Released on July 11, the imaginative and stunning visuals remind us of the power and financial stability that BiSH have, their music videos always appear to have the highest budget and it is no secret that BiSH pretty much sustain WACK, which is why BiSH are not likely to face the infamous WACK AUDiTiON CAMP anytime soon. The quality of this music video, also feel’s much higher budget than any BiS video, which also reminds us of the ‘theoretical’ ongoing battle for WACK’s flagship title – especially now that BiS has finished its second generation, with the third ‘BiS3’ incoming anytime between now and the end of the year.
The video starts with slow motion, cinematic style editing of members, Cent Chihiro Chittiii, Momoko Gumi Company, Aina the End, Ayuni D, Lingling and Atsuko Hashiyasume, interspersed with vocal performances in which appear to be along the coastline, before revealing a giant stone structure of what appears to be a mystical/ ancient person or entity, sunken into the shoreline – as BiSH start their choreographed dance.

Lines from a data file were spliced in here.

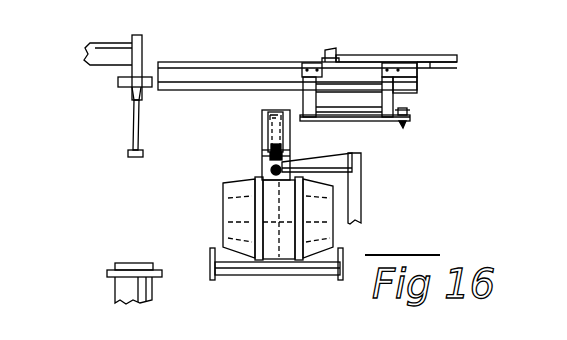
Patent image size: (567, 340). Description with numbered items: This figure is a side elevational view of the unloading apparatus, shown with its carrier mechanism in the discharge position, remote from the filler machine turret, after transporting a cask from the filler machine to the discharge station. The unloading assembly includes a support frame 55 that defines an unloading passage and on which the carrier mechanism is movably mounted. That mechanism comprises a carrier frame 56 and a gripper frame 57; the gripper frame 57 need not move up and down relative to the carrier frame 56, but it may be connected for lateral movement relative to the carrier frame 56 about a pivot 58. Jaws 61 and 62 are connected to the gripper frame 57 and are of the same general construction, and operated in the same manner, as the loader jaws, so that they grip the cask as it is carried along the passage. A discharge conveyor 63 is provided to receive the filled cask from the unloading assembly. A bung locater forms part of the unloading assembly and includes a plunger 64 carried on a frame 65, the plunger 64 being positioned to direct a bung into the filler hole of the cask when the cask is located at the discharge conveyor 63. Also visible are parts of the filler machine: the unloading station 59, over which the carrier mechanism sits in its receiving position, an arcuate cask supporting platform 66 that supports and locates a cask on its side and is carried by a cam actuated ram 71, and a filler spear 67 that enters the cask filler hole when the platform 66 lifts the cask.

The support frame 55 is at (220, 65).
The carrier frame 56 is at (395, 100).
The gripper frame 57 is at (260, 132).
The pivot 58 is at (404, 126).
The unloading station 59 is at (98, 290).
The jaw 61 is at (268, 157).
The jaw 62 is at (278, 232).
The discharge conveyor 63 is at (238, 283).
The plunger 64 is at (292, 160).
The frame 65 is at (365, 188).
The cask supporting platform 66 is at (130, 265).
The filler spear 67 is at (133, 127).
The cam actuated ram 71 is at (118, 280).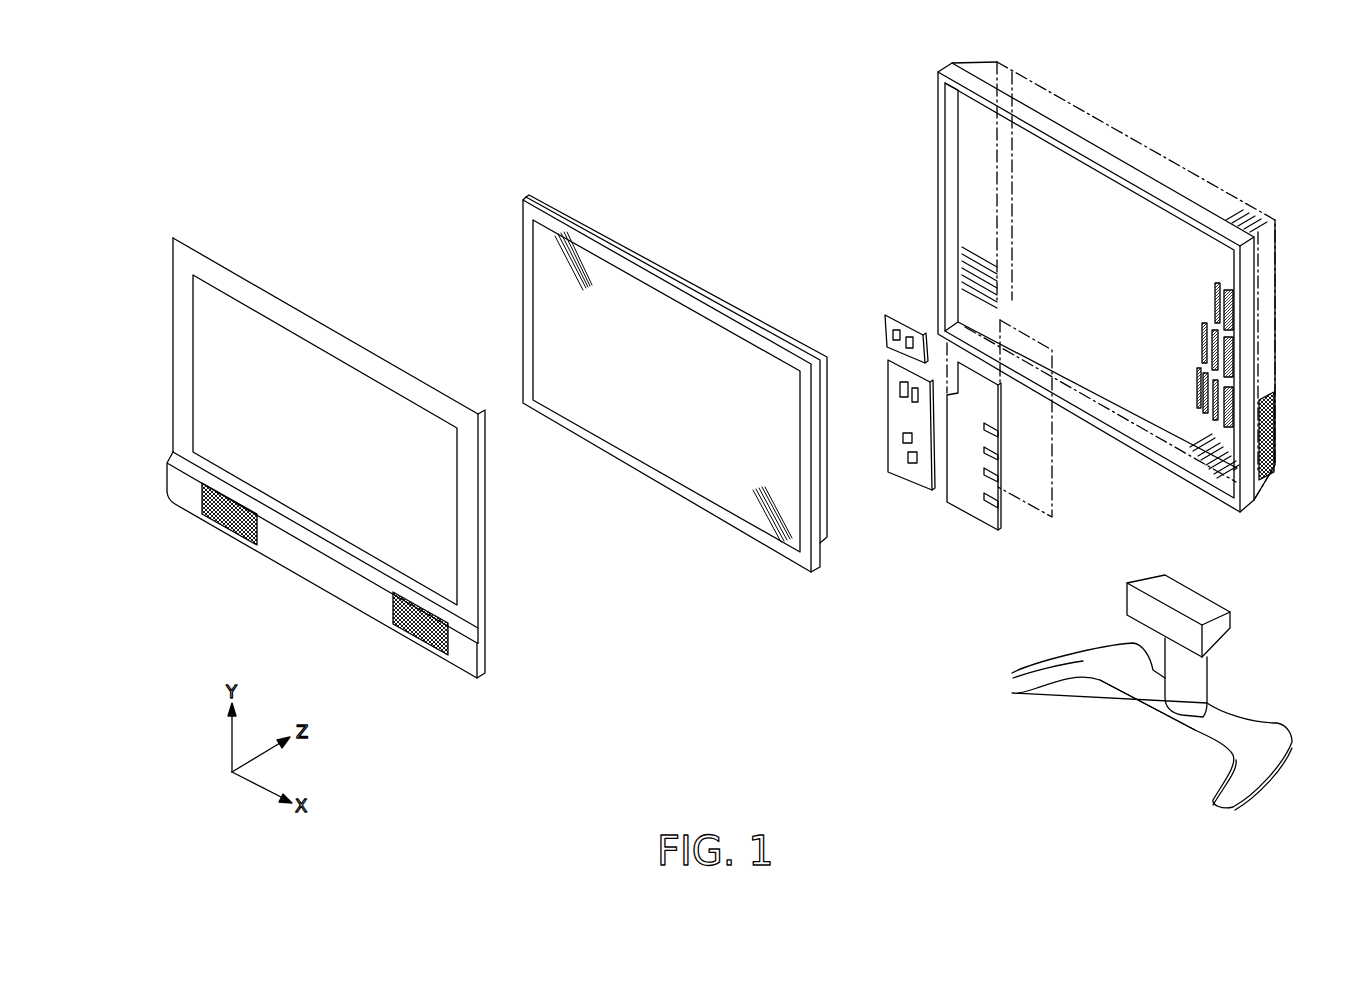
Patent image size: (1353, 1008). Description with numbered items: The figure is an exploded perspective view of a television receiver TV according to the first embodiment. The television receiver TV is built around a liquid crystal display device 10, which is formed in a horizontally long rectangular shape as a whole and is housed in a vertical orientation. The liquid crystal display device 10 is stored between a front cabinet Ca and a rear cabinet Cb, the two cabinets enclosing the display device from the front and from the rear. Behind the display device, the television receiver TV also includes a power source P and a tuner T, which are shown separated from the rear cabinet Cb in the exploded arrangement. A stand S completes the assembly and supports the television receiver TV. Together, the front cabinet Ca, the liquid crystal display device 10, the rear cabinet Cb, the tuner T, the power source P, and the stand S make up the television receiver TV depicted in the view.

The television receiver TV is at (694, 143).
The front cabinet Ca is at (312, 317).
The liquid crystal display device 10 is at (622, 242).
The rear cabinet Cb is at (1098, 133).
The tuner T is at (902, 473).
The power source P is at (963, 513).
The stand S is at (1068, 682).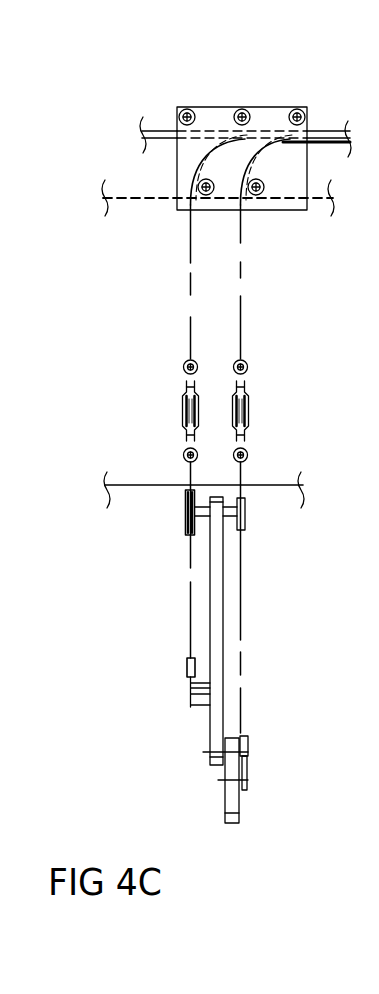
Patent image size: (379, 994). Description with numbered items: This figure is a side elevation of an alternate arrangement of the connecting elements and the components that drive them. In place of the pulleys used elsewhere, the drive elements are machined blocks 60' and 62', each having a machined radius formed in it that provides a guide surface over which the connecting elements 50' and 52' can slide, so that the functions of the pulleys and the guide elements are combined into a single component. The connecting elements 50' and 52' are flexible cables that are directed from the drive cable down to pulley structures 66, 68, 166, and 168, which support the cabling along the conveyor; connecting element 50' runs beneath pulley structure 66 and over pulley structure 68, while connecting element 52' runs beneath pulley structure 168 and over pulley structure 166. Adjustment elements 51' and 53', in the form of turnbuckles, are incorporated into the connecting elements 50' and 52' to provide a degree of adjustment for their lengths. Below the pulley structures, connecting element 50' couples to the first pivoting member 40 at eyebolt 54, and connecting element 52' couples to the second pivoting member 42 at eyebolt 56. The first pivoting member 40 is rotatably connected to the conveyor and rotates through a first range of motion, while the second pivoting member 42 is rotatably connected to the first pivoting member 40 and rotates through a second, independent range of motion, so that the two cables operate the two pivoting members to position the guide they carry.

The drive element block 62' is at (241, 123).
The drive element block 60' is at (250, 116).
The connecting element 52' is at (160, 247).
The connecting element 50' is at (287, 247).
The adjustment element 53' is at (152, 422).
The adjustment element 51' is at (280, 422).
The pulley structure 166 is at (126, 571).
The pulley structure 168 is at (185, 510).
The pulley structure 66 is at (305, 609).
The pulley structure 68 is at (245, 513).
The second pivoting member 42 is at (210, 720).
The eyebolt 56 is at (187, 667).
The eyebolt 54 is at (244, 737).
The first pivoting member 40 is at (237, 802).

The first thing to note, the surrounding having an odd post-apocalypse feel to it, with the sunken structure and calm-coloured sky, is the brand new costumes, which appear to be similar to Equestrian horse-riding clothes, with the addition of a cape.
The whole of the music video takes place along this coastline, but it does start to point towards some theme of mysticism, with Momoko using telekinesis to lift rocks, Ayuni Slowly rising into the sky as she holds her hands out towards the stars and Aina the End bleeding from her eyes.

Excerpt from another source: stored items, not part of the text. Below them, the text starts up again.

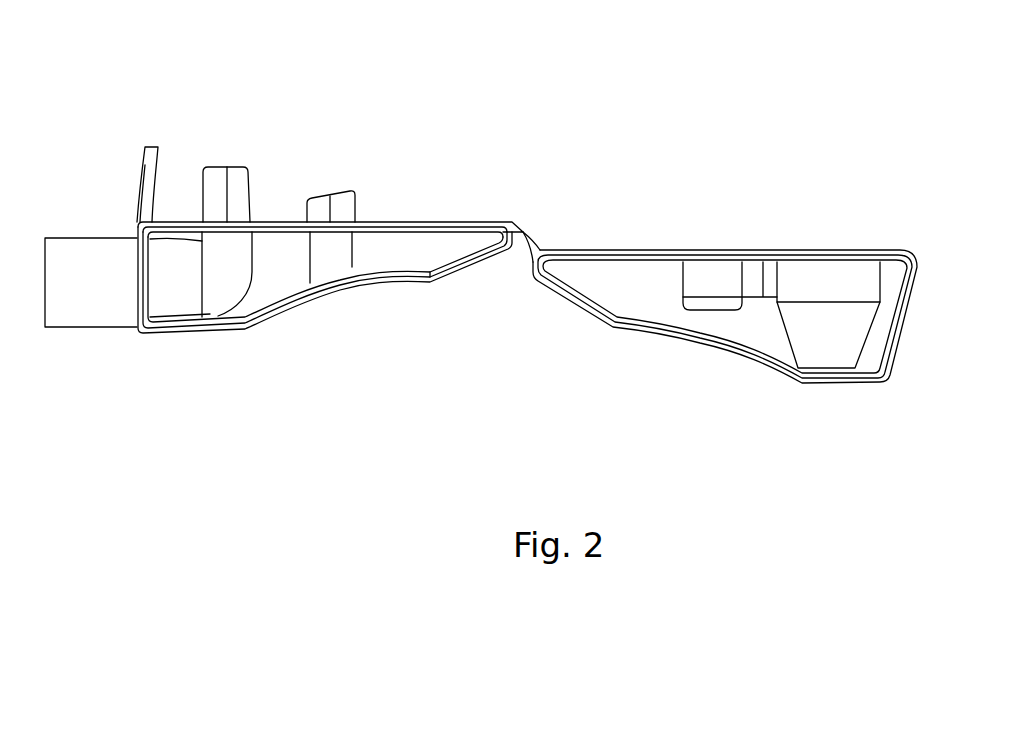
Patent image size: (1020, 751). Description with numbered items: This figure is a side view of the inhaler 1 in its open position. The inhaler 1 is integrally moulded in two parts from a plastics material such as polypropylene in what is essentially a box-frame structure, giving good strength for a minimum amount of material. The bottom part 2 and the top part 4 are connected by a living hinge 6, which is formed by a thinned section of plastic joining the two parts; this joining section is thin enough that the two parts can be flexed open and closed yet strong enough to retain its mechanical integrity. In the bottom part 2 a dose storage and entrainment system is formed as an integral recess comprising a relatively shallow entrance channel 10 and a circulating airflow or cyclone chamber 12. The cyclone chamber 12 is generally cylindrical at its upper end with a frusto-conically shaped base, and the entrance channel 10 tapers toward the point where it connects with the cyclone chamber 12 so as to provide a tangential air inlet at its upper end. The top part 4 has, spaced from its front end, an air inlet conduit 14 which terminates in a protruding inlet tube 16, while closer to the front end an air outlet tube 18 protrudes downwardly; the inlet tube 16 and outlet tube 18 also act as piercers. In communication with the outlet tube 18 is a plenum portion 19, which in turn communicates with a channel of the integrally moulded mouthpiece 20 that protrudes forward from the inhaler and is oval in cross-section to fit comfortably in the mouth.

The inhaler 1 is at (493, 146).
The bottom part 2 is at (632, 302).
The top part 4 is at (378, 253).
The living hinge 6 is at (523, 232).
The entrance channel 10 is at (716, 291).
The cyclone chamber 12 is at (844, 294).
The air inlet conduit 14 is at (330, 232).
The inlet tube 16 is at (347, 212).
The air outlet tube 18 is at (238, 187).
The plenum portion 19 is at (186, 297).
The mouthpiece 20 is at (90, 299).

The video finishes as the stone structure begin to fall and the girls continue their cinematic poses.
The song is what we’ve come to expect from BiSH and is reminiscent to previous releases NON TiE-UP and stereo future. DiSTANCE is catchy, with a slightly melancholic tone, with an addition of a beautiful/sad instrumental section 3/4 of the way through, one final repeat of the chorus, before fading out slowly as though carrying it across the beach.
While the music video’s design and quality are impressive, there isn’t a great deal of substance in which to place the general direction of the theme or concept. It does not appear to tell a story, it seems like it could be used in a perfume commercial.
Overall, the video is a beautiful piece of art, which will give many fans great opportunities to collect their latest phone wallpapers, but lacks any feeling. The song itself is quite simply BiSH, what we have come to expect and the reason we continue to return to them.